Bundesjustizminister Heiko Maas hat sich für die Einführung bundesweiter Volksentscheide ausgesprochen. Diese sollten auch bei bundespolitischen Fragen möglich sein, sagte der SPD-Politiker den Zeitungen der Funke-Mediengruppe. Dabei dürften Fragen nicht ignoriert werden aus Sorge vor unangenehmen Antworten der Menschen. "Wer Volksentscheide wolle, muss auch Fragen der Europa- und Migrationspolitik zulassen", sagte der Minister. Die Gesellschaft könne solche Debatten nicht den Populisten überlassen. Maas sieht in Volksentscheidungen auch ein Mittel gegen wachsende "Politikverdrossenheit und auch Politikfeindlichkeit".

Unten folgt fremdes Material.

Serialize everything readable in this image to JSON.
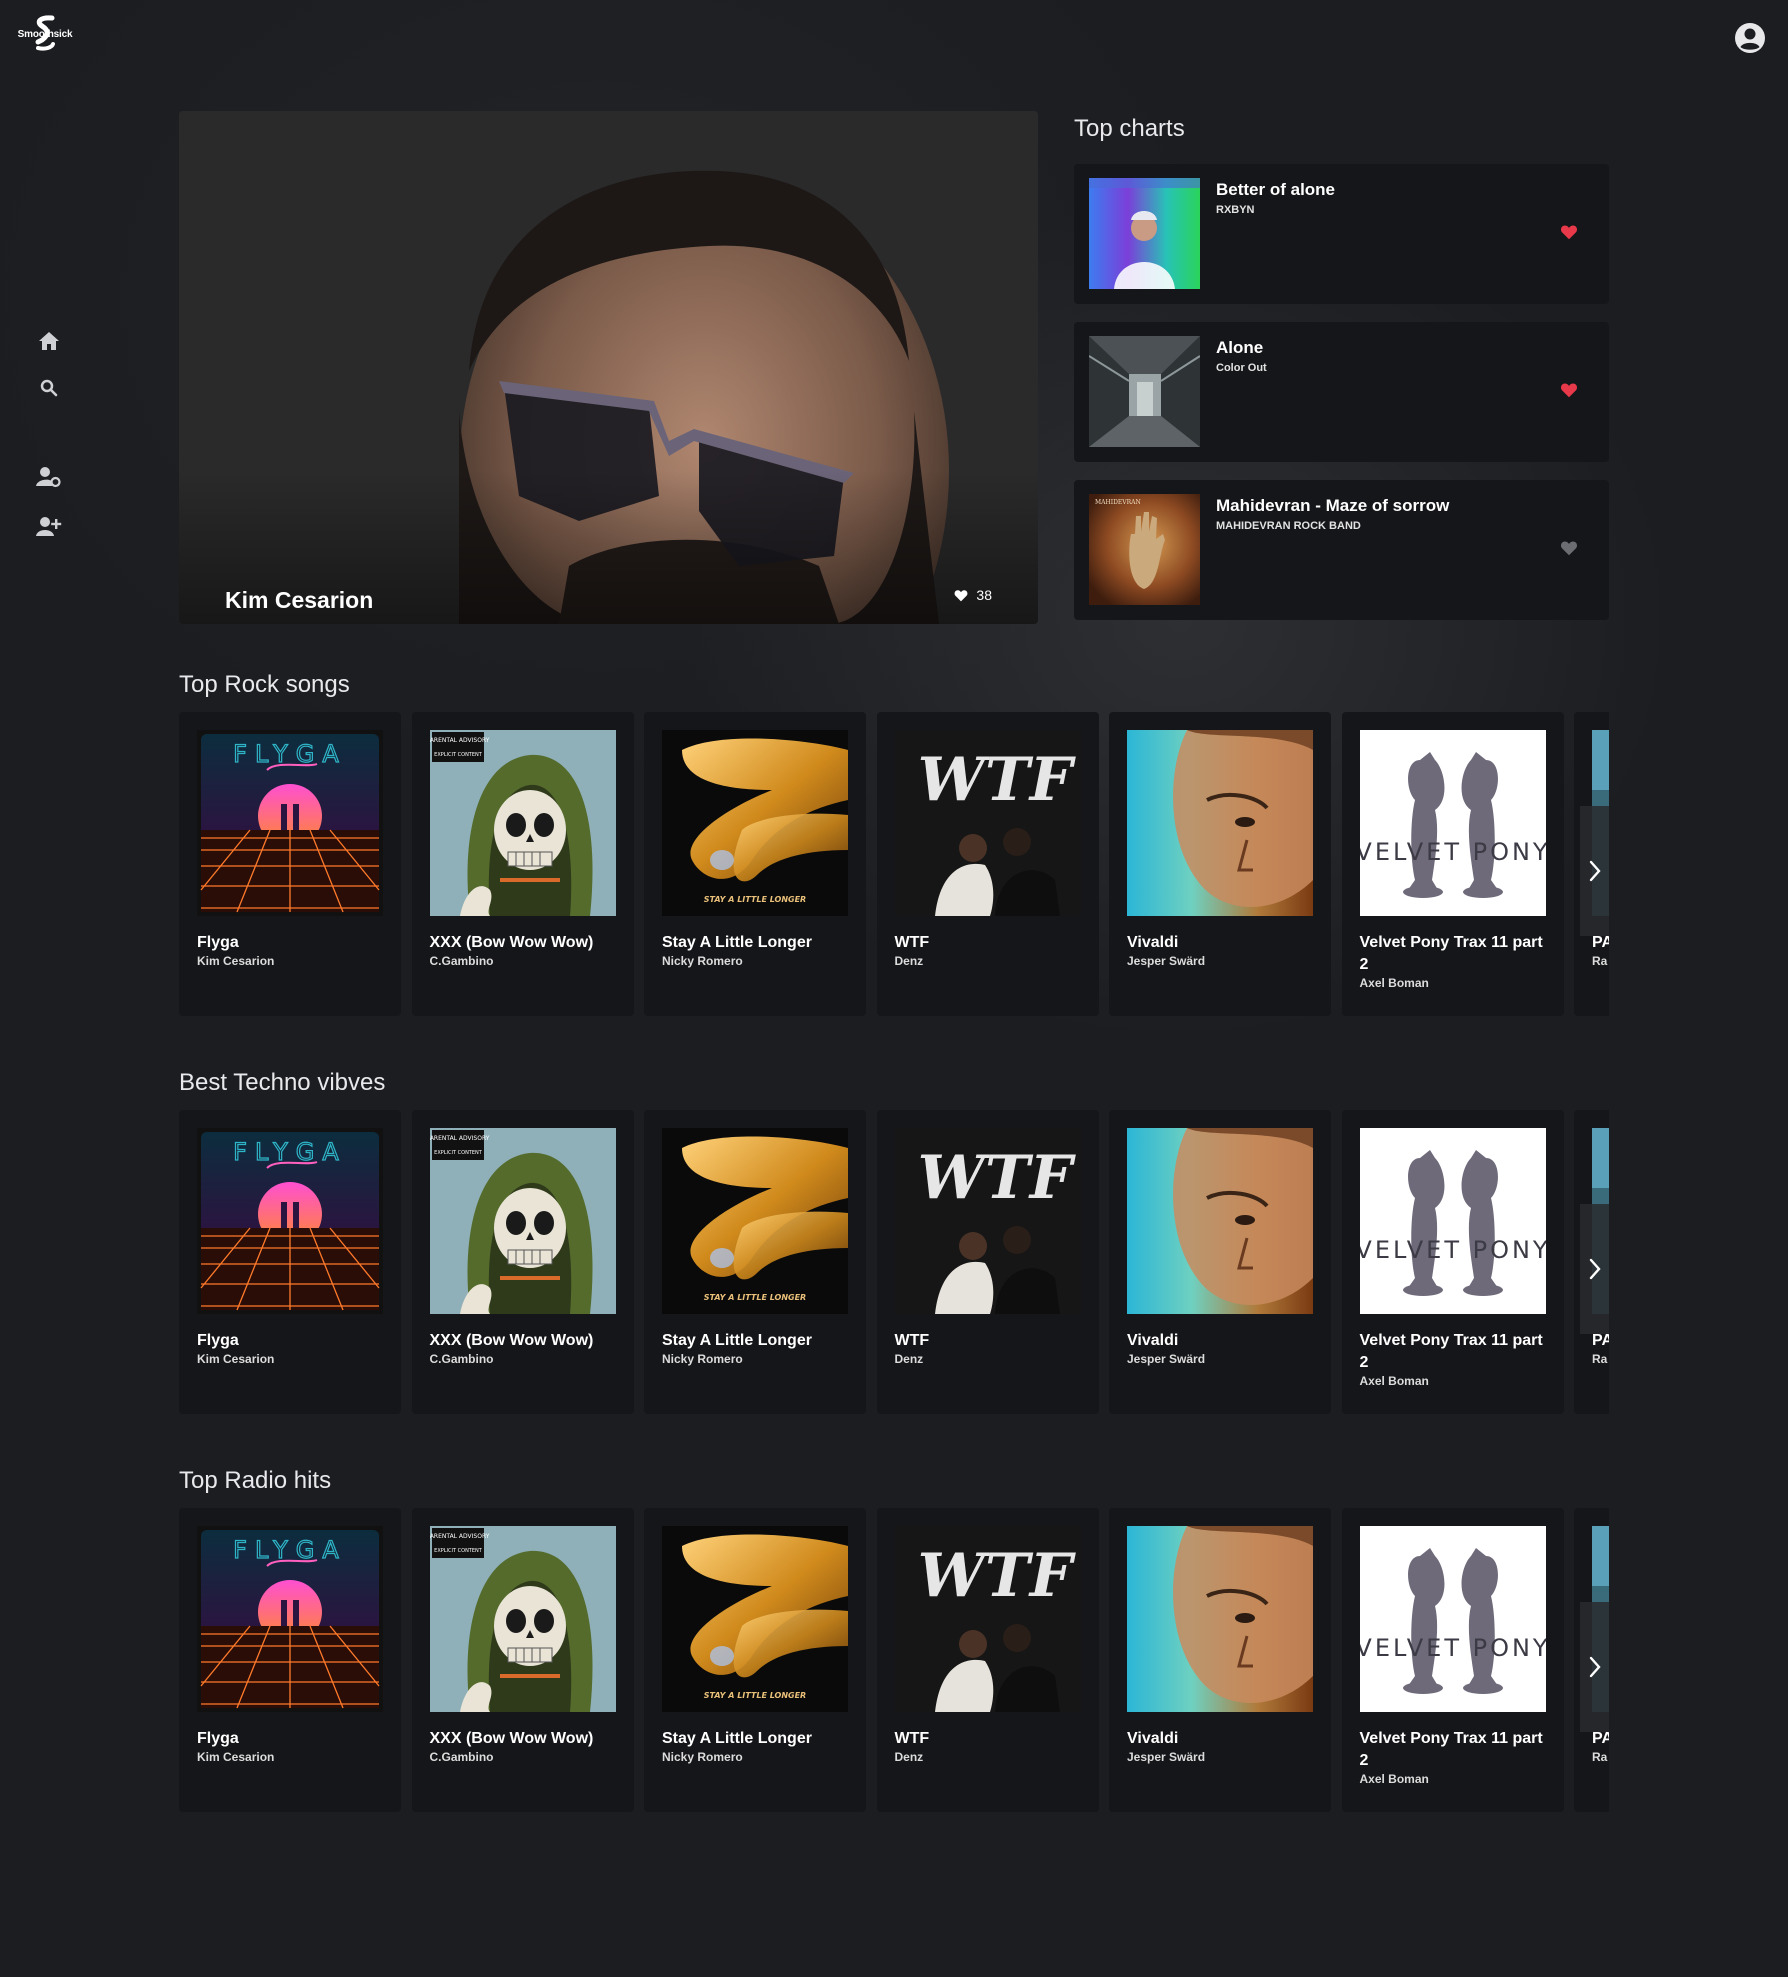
{
  "app": {
    "logo_text": "Smoothsick"
  },
  "nav": {
    "items": [
      {
        "icon": "home-icon"
      },
      {
        "icon": "search-icon"
      },
      {
        "icon": "account-settings-icon"
      },
      {
        "icon": "add-user-icon"
      }
    ]
  },
  "hero": {
    "artist": "Kim Cesarion",
    "likes": "38"
  },
  "top_charts": {
    "title": "Top charts",
    "items": [
      {
        "name": "Better of alone",
        "artist": "RXBYN",
        "liked": true,
        "heart_color": "#e8394a"
      },
      {
        "name": "Alone",
        "artist": "Color Out",
        "liked": true,
        "heart_color": "#e8394a"
      },
      {
        "name": "Mahidevran - Maze of sorrow",
        "artist": "MAHIDEVRAN ROCK BAND",
        "liked": false,
        "heart_color": "#6b6d72"
      }
    ]
  },
  "rows": [
    {
      "title": "Top Rock songs",
      "cards": [
        {
          "title": "Flyga",
          "artist": "Kim Cesarion"
        },
        {
          "title": "XXX (Bow Wow Wow)",
          "artist": "C.Gambino"
        },
        {
          "title": "Stay A Little Longer",
          "artist": "Nicky Romero"
        },
        {
          "title": "WTF",
          "artist": "Denz"
        },
        {
          "title": "Vivaldi",
          "artist": "Jesper Swärd"
        },
        {
          "title": "Velvet Pony Trax 11 part 2",
          "artist": "Axel Boman"
        },
        {
          "title": "PA",
          "artist": "Ra"
        }
      ]
    },
    {
      "title": "Best Techno vibves",
      "cards": [
        {
          "title": "Flyga",
          "artist": "Kim Cesarion"
        },
        {
          "title": "XXX (Bow Wow Wow)",
          "artist": "C.Gambino"
        },
        {
          "title": "Stay A Little Longer",
          "artist": "Nicky Romero"
        },
        {
          "title": "WTF",
          "artist": "Denz"
        },
        {
          "title": "Vivaldi",
          "artist": "Jesper Swärd"
        },
        {
          "title": "Velvet Pony Trax 11 part 2",
          "artist": "Axel Boman"
        },
        {
          "title": "PA",
          "artist": "Ra"
        }
      ]
    },
    {
      "title": "Top Radio hits",
      "cards": [
        {
          "title": "Flyga",
          "artist": "Kim Cesarion"
        },
        {
          "title": "XXX (Bow Wow Wow)",
          "artist": "C.Gambino"
        },
        {
          "title": "Stay A Little Longer",
          "artist": "Nicky Romero"
        },
        {
          "title": "WTF",
          "artist": "Denz"
        },
        {
          "title": "Vivaldi",
          "artist": "Jesper Swärd"
        },
        {
          "title": "Velvet Pony Trax 11 part 2",
          "artist": "Axel Boman"
        },
        {
          "title": "PA",
          "artist": "Ra"
        }
      ]
    }
  ],
  "cover_art_text": {
    "flyga": "FLYGA",
    "advisory": "PARENTAL ADVISORY",
    "advisory_sub": "EXPLICIT CONTENT",
    "stay": "STAY A LITTLE LONGER",
    "wtf": "WTF",
    "velvet": "VELVET PONY"
  }
}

AfD für bundesweite Volksentscheide

Dagegen lehnt Bundespräsident Joachim Gauck Volksentscheide auf Bundesebene ab. Er sehe diese Form der direkten Demokratie "mittlerweile sehr skeptisch", sagte Gauck der "Welt am Sonntag". So finde er es "problematisch, komplexe Fragen in die Entscheidung Ja oder Nein zu pressen". Die repräsentative Demokratie setze hingegen auf die Arbeit von Abgeordneten, die sich oft über Jahre systematisch mit etlichen Themen beschäftigen. Der Zufall und Stimmungen spielten dabei eine eher geringe Rolle.

Zudem bestehe das Risiko, dass eine gut organisierte Minderheit bei Volksentscheidungen "einen viel größeren Einfluss erlangt" als über parlamentarische Wahlen, kritisierte Gauck. Die Einführung von Volksentscheiden auf Bundesebene zählt zu den zentralen Forderungen der rechtspopulistischen Partei Alternative für Deutschland (AfD).

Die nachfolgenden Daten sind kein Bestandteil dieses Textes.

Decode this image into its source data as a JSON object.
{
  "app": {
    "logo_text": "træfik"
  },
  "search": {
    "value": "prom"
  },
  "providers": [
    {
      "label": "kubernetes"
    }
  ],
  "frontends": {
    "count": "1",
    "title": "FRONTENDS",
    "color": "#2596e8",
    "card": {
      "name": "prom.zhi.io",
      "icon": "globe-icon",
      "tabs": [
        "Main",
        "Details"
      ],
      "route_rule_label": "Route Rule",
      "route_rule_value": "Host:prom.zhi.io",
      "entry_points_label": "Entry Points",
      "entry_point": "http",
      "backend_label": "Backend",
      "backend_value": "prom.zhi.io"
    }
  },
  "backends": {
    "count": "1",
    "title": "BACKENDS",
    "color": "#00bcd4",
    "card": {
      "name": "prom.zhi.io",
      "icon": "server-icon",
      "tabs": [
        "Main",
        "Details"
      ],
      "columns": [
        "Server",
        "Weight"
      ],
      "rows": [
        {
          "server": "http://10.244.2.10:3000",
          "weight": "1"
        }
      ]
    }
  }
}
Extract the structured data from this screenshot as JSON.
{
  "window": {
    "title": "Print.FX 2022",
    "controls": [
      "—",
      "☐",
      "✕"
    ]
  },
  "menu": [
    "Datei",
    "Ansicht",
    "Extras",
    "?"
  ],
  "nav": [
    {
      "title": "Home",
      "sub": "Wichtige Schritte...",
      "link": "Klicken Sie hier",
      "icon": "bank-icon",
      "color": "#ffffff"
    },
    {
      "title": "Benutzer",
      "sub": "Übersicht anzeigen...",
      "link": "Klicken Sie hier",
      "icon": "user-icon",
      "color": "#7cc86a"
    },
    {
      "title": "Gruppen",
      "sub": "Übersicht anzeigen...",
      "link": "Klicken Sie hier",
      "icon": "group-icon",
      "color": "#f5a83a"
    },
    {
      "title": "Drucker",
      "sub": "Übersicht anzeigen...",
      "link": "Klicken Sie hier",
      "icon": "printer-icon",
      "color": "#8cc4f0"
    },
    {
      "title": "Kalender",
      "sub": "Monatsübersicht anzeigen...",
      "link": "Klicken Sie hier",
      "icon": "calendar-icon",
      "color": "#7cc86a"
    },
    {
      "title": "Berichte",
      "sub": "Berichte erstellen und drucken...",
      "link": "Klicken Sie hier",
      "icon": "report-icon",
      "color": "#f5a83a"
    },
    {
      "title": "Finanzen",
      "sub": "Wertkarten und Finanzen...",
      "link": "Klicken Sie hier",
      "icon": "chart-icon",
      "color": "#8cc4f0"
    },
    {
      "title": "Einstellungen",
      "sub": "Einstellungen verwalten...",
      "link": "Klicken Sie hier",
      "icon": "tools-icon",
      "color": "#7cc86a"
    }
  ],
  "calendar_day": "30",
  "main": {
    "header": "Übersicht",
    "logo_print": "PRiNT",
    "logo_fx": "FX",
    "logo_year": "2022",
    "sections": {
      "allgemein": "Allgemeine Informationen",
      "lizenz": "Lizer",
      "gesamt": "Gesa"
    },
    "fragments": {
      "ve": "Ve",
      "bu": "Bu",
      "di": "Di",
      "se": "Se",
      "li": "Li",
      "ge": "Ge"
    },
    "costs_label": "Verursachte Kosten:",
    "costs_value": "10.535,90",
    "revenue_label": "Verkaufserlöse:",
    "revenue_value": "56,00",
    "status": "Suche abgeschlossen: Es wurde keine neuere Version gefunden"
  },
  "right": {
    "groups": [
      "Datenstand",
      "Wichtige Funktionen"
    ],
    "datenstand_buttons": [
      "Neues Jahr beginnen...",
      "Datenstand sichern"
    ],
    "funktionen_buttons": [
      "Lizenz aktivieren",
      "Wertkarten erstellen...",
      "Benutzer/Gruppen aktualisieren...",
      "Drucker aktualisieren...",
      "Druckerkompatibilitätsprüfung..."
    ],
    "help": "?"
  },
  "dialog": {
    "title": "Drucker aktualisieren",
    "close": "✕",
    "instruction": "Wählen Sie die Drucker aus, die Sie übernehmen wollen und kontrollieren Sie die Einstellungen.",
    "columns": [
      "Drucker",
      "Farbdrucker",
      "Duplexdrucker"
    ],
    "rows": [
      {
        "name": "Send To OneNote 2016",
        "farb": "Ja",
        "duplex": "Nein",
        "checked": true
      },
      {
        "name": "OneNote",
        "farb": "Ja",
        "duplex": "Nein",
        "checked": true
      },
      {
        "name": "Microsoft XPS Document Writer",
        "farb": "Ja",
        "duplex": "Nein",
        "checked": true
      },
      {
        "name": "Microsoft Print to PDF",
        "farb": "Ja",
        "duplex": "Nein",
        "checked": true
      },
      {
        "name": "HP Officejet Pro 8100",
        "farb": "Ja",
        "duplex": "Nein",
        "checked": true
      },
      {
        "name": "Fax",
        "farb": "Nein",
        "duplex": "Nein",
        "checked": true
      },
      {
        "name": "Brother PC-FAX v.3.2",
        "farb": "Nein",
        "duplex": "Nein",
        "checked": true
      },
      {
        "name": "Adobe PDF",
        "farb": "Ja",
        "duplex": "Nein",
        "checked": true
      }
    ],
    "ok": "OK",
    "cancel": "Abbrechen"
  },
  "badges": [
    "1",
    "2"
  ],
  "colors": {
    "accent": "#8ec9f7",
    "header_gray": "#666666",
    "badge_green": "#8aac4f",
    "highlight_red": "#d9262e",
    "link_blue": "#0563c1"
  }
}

Bundespräsident Joachim Gauck (Foto: picture-alliance/dpa/W. Kumm)
Bundespräsident Joachim Gauck Bild: picture-alliance/dpa/W. Kumm

Weimarer Republik als abschreckendes Beispiel

Volksinitiativen, Bürgerbegehren und Volksentscheide sind Mittel einer direkten Demokratie. Während in Ländern wie der Schweiz das Volk häufig auch bei nationalen politischen Fragen direkt entscheiden kann, sieht das Grundgesetz in Deutschland keine bundesweiten Volksentscheide vor. Eine Ausnahme nennt das Grundgesetz in Artikel 29 für eine Neugliederung des Bundesgebietes, jedoch nur für die "betroffenen Länder", aus deren Gebieten ein neues oder neu umgrenztes Land entstehen soll.

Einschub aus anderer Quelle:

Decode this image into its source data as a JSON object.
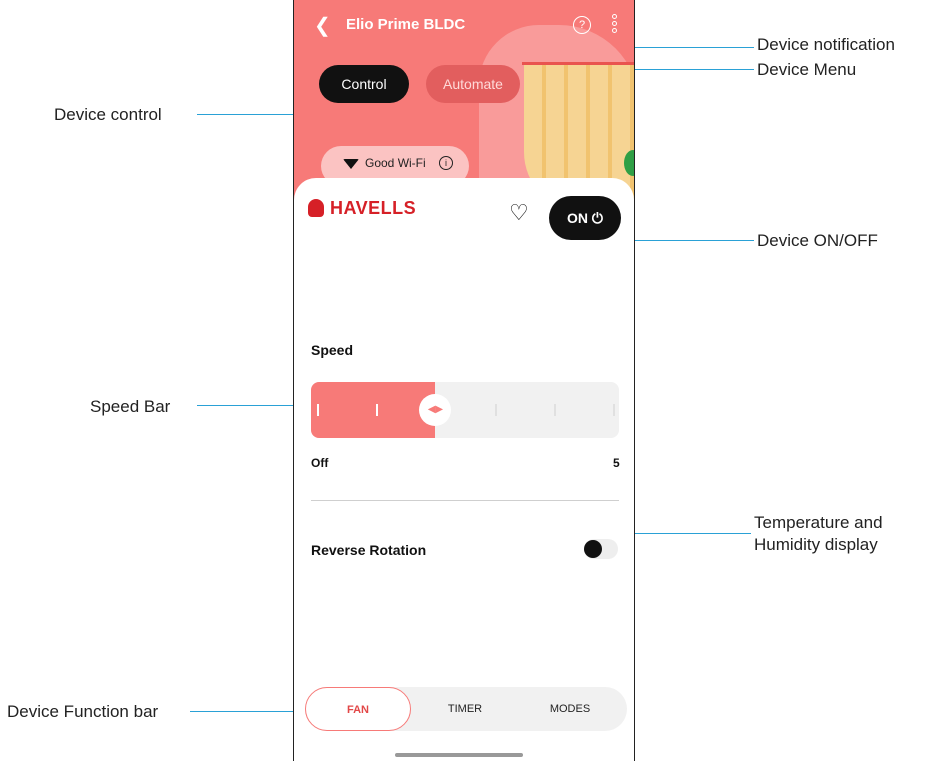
{
  "header": {
    "back_icon": "chevron-left-icon",
    "title": "Elio Prime BLDC",
    "help_icon": "help-circle-icon",
    "menu_icon": "more-vertical-icon"
  },
  "tabs": {
    "control": "Control",
    "automate": "Automate"
  },
  "wifi": {
    "label": "Good Wi-Fi",
    "icon": "wifi-icon",
    "info_icon": "info-icon"
  },
  "brand": "HAVELLS",
  "power": {
    "label": "ON",
    "icon": "power-icon"
  },
  "speed": {
    "label": "Speed",
    "min_label": "Off",
    "max_label": "5",
    "level": 2,
    "max": 5
  },
  "reverse": {
    "label": "Reverse Rotation",
    "enabled": false
  },
  "function_bar": {
    "fan": "FAN",
    "timer": "TIMER",
    "modes": "MODES"
  },
  "annotations": {
    "device_notification": "Device notification",
    "device_menu": "Device Menu",
    "device_control": "Device control",
    "device_onoff": "Device ON/OFF",
    "speed_bar": "Speed Bar",
    "temp_humidity_1": "Temperature and",
    "temp_humidity_2": "Humidity display",
    "function_bar": "Device Function bar"
  },
  "colors": {
    "accent": "#f77a78",
    "brand": "#d62027",
    "annotation": "#2aa1d6"
  }
}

Nach dem Zweiten Weltkrieg und den Erfahrungen der gescheiterten Weimarer Republik legten die Väter und Mütter des Grundgesetzes das neue politische System bewusst als repräsentative Demokratie an. In den Bundesländern sind die Instrumente direkter Demokratie dagegen auf Landes- und kommunaler Ebene vorgesehen. Per Volksentscheid, dem das Volksbegehren vorausgeht, können die wahlberechtigten Bürger verlangen, ein Landesgesetz oder die Landesverfassung zu ändern oder ein neues Gesetz einzuführen. In einer Reihe von Ländern gibt es zudem die Volksinitiative, auch Bürgerantrag oder Einwohnerantrag genannt. Damit wird der Landtag aufgefordert, sich mit einem bestimmten Thema zu befassen. Die Regelungen sind jedoch von Land zu Land unterschiedlich. So variiert die Zahl der benötigten Unterstützerunterschriften für ein Volksbegehren ebenso wie die erforderliche Mindestbeteiligung von Stimmberechtigten für den Volksentscheid.